Bygdrift.Warehouse

Create Azure App functions to fetch data from an unspecified data source, wash data and ingest to a data lake and a database in Azure. This nuget package handles communication with data lake and database.


Keywords
Datalake, Database, Warehouse, Azure
License
MIT
Install
Install-Package Bygdrift.Warehouse -Version 1.3.3-alpha2

Documentation

Warehouse

Introduction

This set of Warehouse tools, makes it easy to build modules in a standardized way, that collects data from a service, refine the data, and save it into a cheap data lake and/or database in Microsoft Azure. The flow

It is available as a NuGet package

If you want to try this warehouse, then start with an installation of the warehouse on Azure. Afterwards install the Warehouse.Modules.Example. It is relatively simple to setup with the Azure Resource Management templates, that will guide you through the process.

Videos

The Bygdrift Warehouse concept describe in one minute on Danish (here in English):

Short video on how to setup a Bygdrift Warehouse and install the DaluxFM Module without deeper explanations (it's in English):

Modules that uses this NuGet package right now:

Installation

All modules can be installed and facilitated with ARM templates(Azure Resource Management).Read more about the process here: Use ARM templates to setup and maintain your Warehouse.

License

The license

Contact

For information or consultant hours, please write to bygdrift@gmail.com.

Updates

1.3.2

Breaking changes in the csvTool: The following methods has changed names: FromCsvFile => AddCsvFile, FromCsvStream => AddCsvStream, FromDataTable => AddDataTable, FromExcelFile => AddExcelFile, FromExcelStream => AddExcelStream, FromExpandoObjects => AddExpandoObjects, FromJson => AddJson. Now they all can add data to an existing csv like:

Csv csv = new Csv("Id, Name").AddRows("A, Anders");
Csv csvIn = new Csv("Id, Name").AddRows("B, Bo");
csv.AddCsv(csvIn);

And csv equals:

Id Name
A Anders
B Bo

1.1.0

Decentralized this library, so it now refers to Nuget packages DataLakeTool, LogTool, MssqTool, CsvTool instead of having all this inside of one big library. The mentined libraries are put out on GitHub with good documentation. This summer, I have focused on the MssqlTool and added quite a lot of unit testing, to stabilize the transactions from CSV to database.

1.0.4

Added ability to handle Culture in CSV with new Csv().Culture(); Better to pinpoint the type of a string date in the CSV. So a column containing ex '2022-11-20' or '20-11-2022' and so on, are now better recognized.

1.0.3

Added option to import CSVFile with other delimiters than comma.

1.0.2

Update packages to newest .net6 version + minor updates

1.0.1

Added DataLakeQueue, so now it's easy to send, peek and receive queue messages from the Data Lake.

Added function to DataLake:

  • Old data can easily be removed: DeleteDirectoriesOlderThanDaysAsync(string basePath, int equalOrolderThanDays)
  • Get all directories: GetDirectories(string basePath)

Added two functions to CsvTools:

  • A csv can be merged into another csv: FromCsv(Csv mergedCsv, bool createNewUniqueHeaderIfAlreadyExists)
  • A column with the same data, can be added: AddColumn(string headerName, object value, bool createNewUniqueHeaderIfAlreadyExists)

1.0.0

Now so stable, that it's upgraded to production version.

0.7.0

Added function to Module.Settings, so its now poosible to add json with the attribute: [ConfigSetting(IsJson = true)]. Fixed error: When data is send to MSSQL like fx integer and later gets changed to decimal, there was an error, but it's fixed.

0.6.6

Added an update to CsvTools, so now it's possible to add a record by giving the header name instead of column number.

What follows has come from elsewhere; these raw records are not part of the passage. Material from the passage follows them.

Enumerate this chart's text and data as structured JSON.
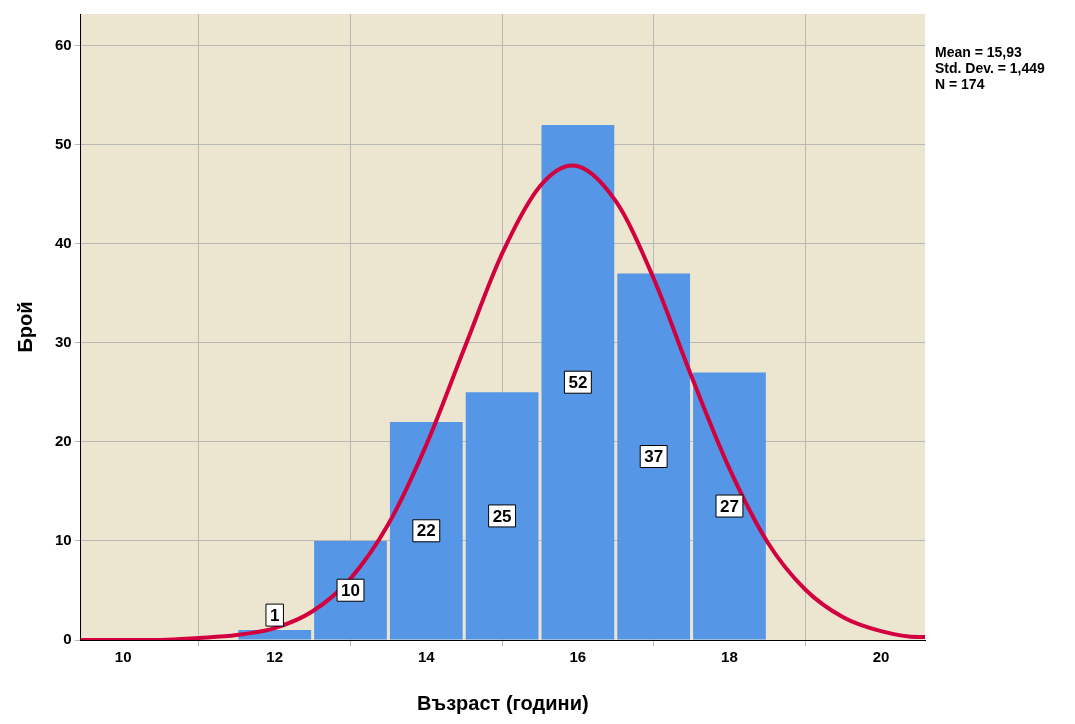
{
  "chart_data": {
    "type": "histogram",
    "xlabel": "Възраст (години)",
    "ylabel": "Брой",
    "annotations": [
      "Mean = 15,93",
      "Std. Dev. = 1,449",
      "N = 174"
    ],
    "xlim": [
      9.44,
      20.58
    ],
    "xticks": [
      10,
      12,
      14,
      16,
      18,
      20
    ],
    "ylim": [
      0,
      63.2
    ],
    "yticks": [
      0,
      10,
      20,
      30,
      40,
      50,
      60
    ],
    "grid": true,
    "series": [
      {
        "color": "#5596e6",
        "bins": [
          11.5,
          12.5,
          13.5,
          14.5,
          15.5,
          16.5,
          17.5,
          18.5
        ],
        "values": [
          1,
          10,
          22,
          25,
          52,
          37,
          27
        ],
        "value_labels": [
          "1",
          "10",
          "22",
          "25",
          "52",
          "37",
          "27"
        ]
      },
      {
        "type": "line",
        "color": "#d3003f",
        "x": [
          9.44,
          10.5,
          11,
          11.5,
          12,
          12.5,
          13,
          13.5,
          14,
          14.5,
          15,
          15.5,
          15.93,
          16.5,
          17,
          17.5,
          18,
          18.5,
          19,
          19.5,
          20,
          20.5,
          20.58
        ],
        "values": [
          0,
          0,
          0.2,
          0.5,
          1.2,
          2.9,
          6.2,
          11.7,
          19.7,
          29.4,
          39,
          45.8,
          47.9,
          44.3,
          36.5,
          26.6,
          17.3,
          9.9,
          5.1,
          2.3,
          0.9,
          0.3,
          0.3
        ]
      }
    ]
  }
}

The function: public Csv AddRecord(int row, string headerName, object value, bool createNewUniqueHeaderIfAlreadyExists = false)

0.6.3

Minor changes.

0.6.2

In 0.6.1, all user settings should have a prefix of 'Setting--'. That has been removed, so when upgrading from 0.6.1, then go to each module, like 'DaluxFM-{resourcegroup.Id()}' > Configuration, and remove the prefixes, so 'Setting--ScheduleImportEstatesAndAssets' becomes 'ScheduleImportEstatesAndAssets'. Secrets in key-vault, will continue to have prefixes like 'Secret--' and 'Secret--{ModuleName}--'.